Tradicional em diversas regiões do Nordeste, a Raizada é uma bebida alcoólica produzida, geralmente, a partir da infusão de cachaça com uma combinação de raízes, cascas, ervas e especiarias. Não existe uma fórmula padronizada, e os ingredientes variam conforme o produtor e os costumes locais.

Entre os componentes mais utilizados estão jatobá, quina, jurubeba, catuaba, sucupira, pau-tenente, gengibre, canela e cravo, além de outras plantas medicinais. A mistura permanece em maceração por semanas ou meses para extrair aromas, sabores e compostos presentes nas plantas.

Em cidades do interior, a bebida costuma ser vendida em garrafas artesanais, muitas vezes sem rotulagem, em feiras livres, mercados públicos e pequenos estabelecimentos.

Benefícios populares não têm comprovação científica


A Raizada é popularmente conhecida como uma bebida "fortificante". Entre os consumidores, há quem atribua ao produto efeitos como aumento da disposição, melhora da circulação sanguínea, auxílio à digestão e propriedades afrodisíacas.

Entretanto, essas alegações não possuem comprovação científica para a maioria das formulações, principalmente porque a composição da bebida varia significativamente entre os fabricantes.

Riscos à saúde


Especialistas alertam que bebidas artesanais produzidas sem controle sanitário podem representar riscos à saúde.
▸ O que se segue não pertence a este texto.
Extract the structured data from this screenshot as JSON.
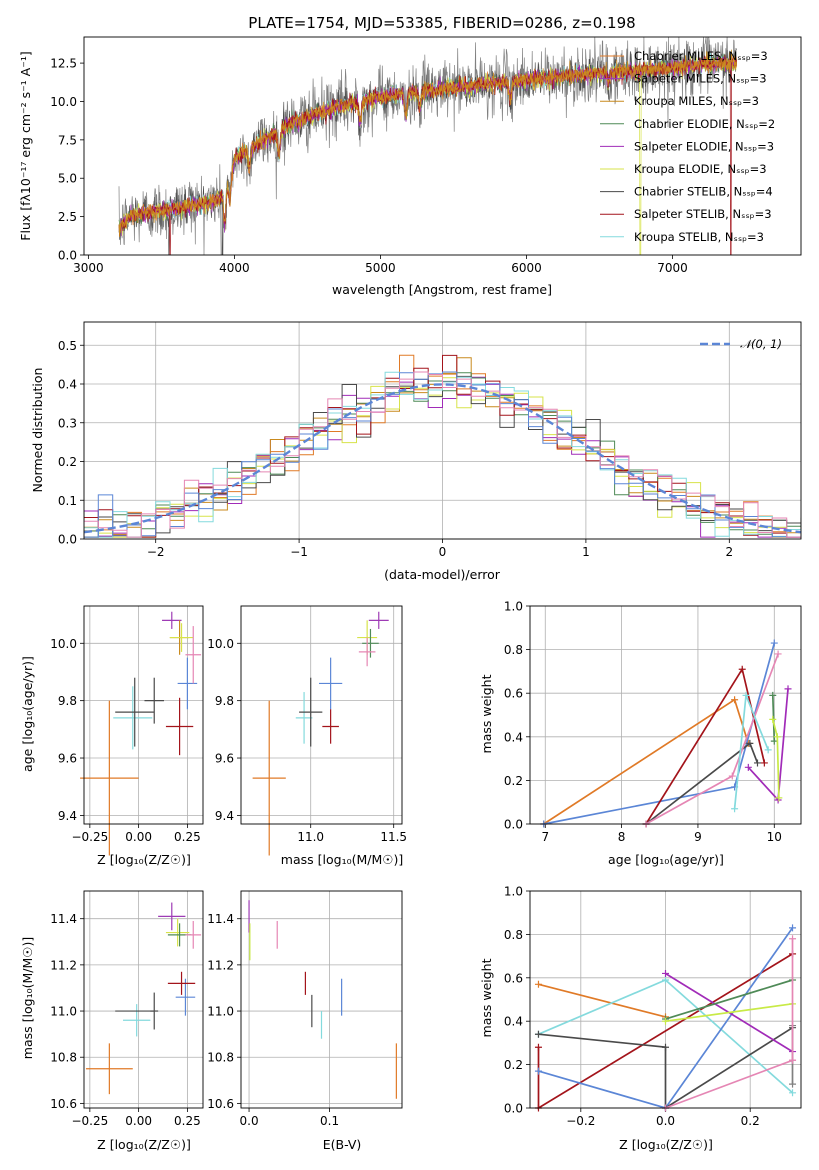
{
  "colors": {
    "chabrier_miles": "#e07a27",
    "salpeter_miles": "#9e3bb5",
    "kroupa_miles": "#c98a1e",
    "chabrier_elodie": "#4f8a57",
    "salpeter_elodie": "#a12bb8",
    "kroupa_elodie": "#d7e34a",
    "chabrier_stelib": "#4a4a4a",
    "salpeter_stelib": "#a3141b",
    "kroupa_stelib": "#84dadd",
    "blue": "#5b86d6",
    "pink": "#e586b4",
    "lime": "#c8ea46",
    "green": "#4f8a57",
    "gray": "#808080",
    "grid": "#b0b0b0"
  },
  "chart_data": [
    {
      "type": "line",
      "id": "spectrum",
      "title": "PLATE=1754, MJD=53385, FIBERID=0286, z=0.198",
      "xlabel": "wavelength [Angstrom, rest frame]",
      "ylabel": "Flux [fλ10⁻¹⁷ erg cm⁻² s⁻¹ A⁻¹]",
      "xlim": [
        2970,
        7880
      ],
      "ylim": [
        0,
        14.2
      ],
      "xticks": [
        "3000",
        "4000",
        "5000",
        "6000",
        "7000"
      ],
      "yticks": [
        "0.0",
        "2.5",
        "5.0",
        "7.5",
        "10.0",
        "12.5"
      ],
      "legend_position": "top-right",
      "legend": [
        "Chabrier MILES, Nₛₛₚ=3",
        "Salpeter MILES, Nₛₛₚ=3",
        "Kroupa MILES, Nₛₛₚ=3",
        "Chabrier ELODIE, Nₛₛₚ=2",
        "Salpeter ELODIE, Nₛₛₚ=3",
        "Kroupa ELODIE, Nₛₛₚ=3",
        "Chabrier STELIB, Nₛₛₚ=4",
        "Salpeter STELIB, Nₛₛₚ=3",
        "Kroupa STELIB, Nₛₛₚ=3"
      ],
      "continuum": {
        "x": [
          3200,
          3300,
          3500,
          3700,
          3900,
          4000,
          4200,
          4400,
          4600,
          4800,
          5000,
          5200,
          5500,
          5800,
          6000,
          6300,
          6600,
          7000,
          7300,
          7500,
          7880
        ],
        "y": [
          1.6,
          2.6,
          2.9,
          3.2,
          3.6,
          6.3,
          7.5,
          8.6,
          9.3,
          9.9,
          10.3,
          10.6,
          10.9,
          11.2,
          11.4,
          11.7,
          11.9,
          12.2,
          12.5,
          12.6,
          12.7
        ]
      },
      "spectrum_start": 3210,
      "spectrum_end": 7440
    },
    {
      "type": "histogram",
      "id": "residuals",
      "xlabel": "(data-model)/error",
      "ylabel": "Normed distribution",
      "xlim": [
        -2.5,
        2.5
      ],
      "ylim": [
        0,
        0.56
      ],
      "xticks": [
        "−2",
        "−1",
        "0",
        "1",
        "2"
      ],
      "yticks": [
        "0.0",
        "0.1",
        "0.2",
        "0.3",
        "0.4",
        "0.5"
      ],
      "bin_width": 0.1,
      "legend": [
        "𝒩(0, 1)"
      ],
      "legend_position": "top-right",
      "gaussian": {
        "mean": 0,
        "sigma": 1
      }
    },
    {
      "type": "scatter",
      "id": "age_vs_Z",
      "xlabel": "Z [log₁₀(Z/Z☉)]",
      "ylabel": "age  [log₁₀(age/yr)]",
      "xlim": [
        -0.28,
        0.33
      ],
      "ylim": [
        9.37,
        10.13
      ],
      "xticks": [
        "−0.25",
        "0.00",
        "0.25"
      ],
      "yticks": [
        "9.4",
        "9.6",
        "9.8",
        "10.0"
      ],
      "points": [
        {
          "x": -0.15,
          "xerr": 0.15,
          "y": 9.53,
          "yerr": 0.27,
          "c": "chabrier_miles"
        },
        {
          "x": 0.17,
          "xerr": 0.05,
          "y": 10.08,
          "yerr": 0.03,
          "c": "salpeter_miles"
        },
        {
          "x": 0.21,
          "xerr": 0.05,
          "y": 10.02,
          "yerr": 0.06,
          "c": "kroupa_miles"
        },
        {
          "x": 0.22,
          "xerr": 0.06,
          "y": 10.02,
          "yerr": 0.05,
          "c": "kroupa_elodie"
        },
        {
          "x": 0.25,
          "xerr": 0.05,
          "y": 9.86,
          "yerr": 0.09,
          "c": "blue"
        },
        {
          "x": 0.28,
          "xerr": 0.04,
          "y": 9.96,
          "yerr": 0.1,
          "c": "pink"
        },
        {
          "x": -0.03,
          "xerr": 0.1,
          "y": 9.74,
          "yerr": 0.11,
          "c": "kroupa_stelib"
        },
        {
          "x": -0.02,
          "xerr": 0.1,
          "y": 9.76,
          "yerr": 0.12,
          "c": "chabrier_stelib"
        },
        {
          "x": 0.08,
          "xerr": 0.05,
          "y": 9.8,
          "yerr": 0.08,
          "c": "chabrier_stelib"
        },
        {
          "x": 0.21,
          "xerr": 0.07,
          "y": 9.71,
          "yerr": 0.1,
          "c": "salpeter_stelib"
        }
      ]
    },
    {
      "type": "scatter",
      "id": "age_vs_mass",
      "xlabel": "mass [log₁₀(M/M☉)]",
      "ylabel": "",
      "xlim": [
        10.58,
        11.55
      ],
      "ylim": [
        9.37,
        10.13
      ],
      "xticks": [
        "11.0",
        "11.5"
      ],
      "yticks": [
        "9.4",
        "9.6",
        "9.8",
        "10.0"
      ],
      "points": [
        {
          "x": 10.75,
          "xerr": 0.1,
          "y": 9.53,
          "yerr": 0.27,
          "c": "chabrier_miles"
        },
        {
          "x": 11.41,
          "xerr": 0.06,
          "y": 10.08,
          "yerr": 0.03,
          "c": "salpeter_miles"
        },
        {
          "x": 11.34,
          "xerr": 0.06,
          "y": 10.02,
          "yerr": 0.06,
          "c": "kroupa_elodie"
        },
        {
          "x": 11.36,
          "xerr": 0.05,
          "y": 10.0,
          "yerr": 0.05,
          "c": "chabrier_elodie"
        },
        {
          "x": 11.12,
          "xerr": 0.07,
          "y": 9.86,
          "yerr": 0.09,
          "c": "blue"
        },
        {
          "x": 11.34,
          "xerr": 0.05,
          "y": 9.97,
          "yerr": 0.05,
          "c": "pink"
        },
        {
          "x": 10.96,
          "xerr": 0.05,
          "y": 9.74,
          "yerr": 0.09,
          "c": "kroupa_stelib"
        },
        {
          "x": 11.0,
          "xerr": 0.07,
          "y": 9.76,
          "yerr": 0.12,
          "c": "chabrier_stelib"
        },
        {
          "x": 11.12,
          "xerr": 0.05,
          "y": 9.71,
          "yerr": 0.06,
          "c": "salpeter_stelib"
        }
      ]
    },
    {
      "type": "line",
      "id": "weight_vs_age",
      "xlabel": "age  [log₁₀(age/yr)]",
      "ylabel": "mass weight",
      "xlim": [
        6.8,
        10.35
      ],
      "ylim": [
        0,
        1.0
      ],
      "xticks": [
        "7",
        "8",
        "9",
        "10"
      ],
      "yticks": [
        "0.0",
        "0.2",
        "0.4",
        "0.6",
        "0.8",
        "1.0"
      ],
      "series": [
        {
          "c": "chabrier_miles",
          "x": [
            6.98,
            9.48,
            9.66
          ],
          "y": [
            0.0,
            0.57,
            0.37
          ]
        },
        {
          "c": "blue",
          "x": [
            6.98,
            9.48,
            10.0
          ],
          "y": [
            0.0,
            0.17,
            0.83
          ]
        },
        {
          "c": "salpeter_stelib",
          "x": [
            8.32,
            9.58,
            9.87
          ],
          "y": [
            0.0,
            0.71,
            0.28
          ]
        },
        {
          "c": "chabrier_stelib",
          "x": [
            8.32,
            9.68,
            9.78
          ],
          "y": [
            0.0,
            0.37,
            0.28
          ]
        },
        {
          "c": "pink",
          "x": [
            8.32,
            9.45,
            10.05
          ],
          "y": [
            0.0,
            0.22,
            0.78
          ]
        },
        {
          "c": "kroupa_stelib",
          "x": [
            9.48,
            9.63,
            9.92
          ],
          "y": [
            0.07,
            0.59,
            0.34
          ]
        },
        {
          "c": "salpeter_elodie",
          "x": [
            9.66,
            10.05,
            10.18
          ],
          "y": [
            0.26,
            0.11,
            0.62
          ]
        },
        {
          "c": "chabrier_elodie",
          "x": [
            9.98,
            10.0
          ],
          "y": [
            0.59,
            0.38
          ]
        },
        {
          "c": "lime",
          "x": [
            9.98,
            10.04,
            10.06
          ],
          "y": [
            0.48,
            0.4,
            0.12
          ]
        }
      ]
    },
    {
      "type": "scatter",
      "id": "mass_vs_Z",
      "xlabel": "Z [log₁₀(Z/Z☉)]",
      "ylabel": "mass [log₁₀(M/M☉)]",
      "xlim": [
        -0.28,
        0.33
      ],
      "ylim": [
        10.58,
        11.52
      ],
      "xticks": [
        "−0.25",
        "0.00",
        "0.25"
      ],
      "yticks": [
        "10.6",
        "10.8",
        "11.0",
        "11.2",
        "11.4"
      ],
      "points": [
        {
          "x": -0.15,
          "xerr": 0.12,
          "y": 10.75,
          "yerr": 0.11,
          "c": "chabrier_miles"
        },
        {
          "x": 0.17,
          "xerr": 0.07,
          "y": 11.41,
          "yerr": 0.06,
          "c": "salpeter_miles"
        },
        {
          "x": 0.2,
          "xerr": 0.06,
          "y": 11.34,
          "yerr": 0.06,
          "c": "kroupa_elodie"
        },
        {
          "x": 0.21,
          "xerr": 0.06,
          "y": 11.33,
          "yerr": 0.05,
          "c": "chabrier_elodie"
        },
        {
          "x": 0.28,
          "xerr": 0.04,
          "y": 11.33,
          "yerr": 0.06,
          "c": "pink"
        },
        {
          "x": 0.24,
          "xerr": 0.05,
          "y": 11.06,
          "yerr": 0.08,
          "c": "blue"
        },
        {
          "x": 0.22,
          "xerr": 0.07,
          "y": 11.12,
          "yerr": 0.05,
          "c": "salpeter_stelib"
        },
        {
          "x": -0.01,
          "xerr": 0.07,
          "y": 10.96,
          "yerr": 0.07,
          "c": "kroupa_stelib"
        },
        {
          "x": 0.08,
          "xerr": 0.02,
          "y": 11.0,
          "yerr": 0.08,
          "c": "chabrier_stelib"
        },
        {
          "x": -0.02,
          "xerr": 0.1,
          "y": 11.0,
          "yerr": 0.0,
          "c": "chabrier_stelib"
        }
      ]
    },
    {
      "type": "scatter",
      "id": "mass_vs_ebv",
      "xlabel": "E(B-V)",
      "ylabel": "",
      "xlim": [
        -0.01,
        0.19
      ],
      "ylim": [
        10.58,
        11.52
      ],
      "xticks": [
        "0.0",
        "0.1"
      ],
      "yticks": [
        "10.6",
        "10.8",
        "11.0",
        "11.2",
        "11.4"
      ],
      "points": [
        {
          "x": 0.0,
          "xerr": 0.0,
          "y": 11.41,
          "yerr": 0.07,
          "c": "salpeter_miles"
        },
        {
          "x": 0.001,
          "xerr": 0.0,
          "y": 11.3,
          "yerr": 0.08,
          "c": "lime"
        },
        {
          "x": 0.035,
          "xerr": 0.0,
          "y": 11.33,
          "yerr": 0.06,
          "c": "pink"
        },
        {
          "x": 0.07,
          "xerr": 0.0,
          "y": 11.12,
          "yerr": 0.05,
          "c": "salpeter_stelib"
        },
        {
          "x": 0.078,
          "xerr": 0.0,
          "y": 11.0,
          "yerr": 0.07,
          "c": "chabrier_stelib"
        },
        {
          "x": 0.09,
          "xerr": 0.0,
          "y": 10.94,
          "yerr": 0.06,
          "c": "kroupa_stelib"
        },
        {
          "x": 0.115,
          "xerr": 0.0,
          "y": 11.06,
          "yerr": 0.08,
          "c": "blue"
        },
        {
          "x": 0.183,
          "xerr": 0.0,
          "y": 10.74,
          "yerr": 0.12,
          "c": "chabrier_miles"
        }
      ]
    },
    {
      "type": "line",
      "id": "weight_vs_Z",
      "xlabel": "Z [log₁₀(Z/Z☉)]",
      "ylabel": "mass weight",
      "xlim": [
        -0.32,
        0.32
      ],
      "ylim": [
        0,
        1.0
      ],
      "xticks": [
        "−0.2",
        "0.0",
        "0.2"
      ],
      "yticks": [
        "0.0",
        "0.2",
        "0.4",
        "0.6",
        "0.8",
        "1.0"
      ],
      "series": [
        {
          "c": "chabrier_miles",
          "x": [
            -0.3,
            0.0
          ],
          "y": [
            0.57,
            0.42
          ]
        },
        {
          "c": "salpeter_stelib",
          "x": [
            -0.3,
            -0.3,
            0.3,
            0.3
          ],
          "y": [
            0.28,
            0.0,
            0.71,
            0.71
          ]
        },
        {
          "c": "kroupa_stelib",
          "x": [
            -0.3,
            0.0,
            0.3
          ],
          "y": [
            0.34,
            0.59,
            0.07
          ]
        },
        {
          "c": "blue",
          "x": [
            -0.3,
            0.0,
            0.3
          ],
          "y": [
            0.17,
            0.0,
            0.83
          ]
        },
        {
          "c": "chabrier_stelib",
          "x": [
            -0.3,
            0.0,
            0.0,
            0.3
          ],
          "y": [
            0.34,
            0.28,
            0.0,
            0.37
          ]
        },
        {
          "c": "salpeter_elodie",
          "x": [
            0.0,
            0.3
          ],
          "y": [
            0.62,
            0.26
          ]
        },
        {
          "c": "chabrier_elodie",
          "x": [
            0.0,
            0.3
          ],
          "y": [
            0.41,
            0.59
          ]
        },
        {
          "c": "lime",
          "x": [
            0.0,
            0.3
          ],
          "y": [
            0.4,
            0.48
          ]
        },
        {
          "c": "pink",
          "x": [
            0.0,
            0.3
          ],
          "y": [
            0.0,
            0.22
          ]
        },
        {
          "c": "gray",
          "x": [
            0.3,
            0.3
          ],
          "y": [
            0.11,
            0.38
          ]
        },
        {
          "c": "pink",
          "x": [
            0.3,
            0.3
          ],
          "y": [
            0.22,
            0.78
          ]
        }
      ]
    }
  ]
}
Entre os principais problemas estão a contaminação por microrganismos, o uso de plantas potencialmente tóxicas, concentrações inadequadas de álcool e a presença de substâncias nocivas.

Em situações mais graves, bebidas produzidas de forma irregular podem conter metanol, um álcool altamente tóxico que pode provocar intoxicação grave, danos permanentes à visão e até a morte, dependendo da quantidade ingerida.

Caso segue sob investigação


Apesar de a Raizada ser a principal suspeita na investigação em Pariconha, as autoridades reforçam que a relação entre a bebida e a morte de um homem, além da internação de outras seis pessoas, ainda não foi comprovada.

Segundo a Secretaria Municipal de Saúde, a Vigilância Sanitária recolheu amostras do produto para análise pelo Lacen. Somente os laudos laboratoriais poderão indicar se houve contaminação, adulteração ou qualquer outra irregularidade na composição da bebida que possa ter provocado os casos registrados. Até a divulgação dos resultados, as autoridades orientam que não sejam feitas conclusões sobre a causa das intoxicações.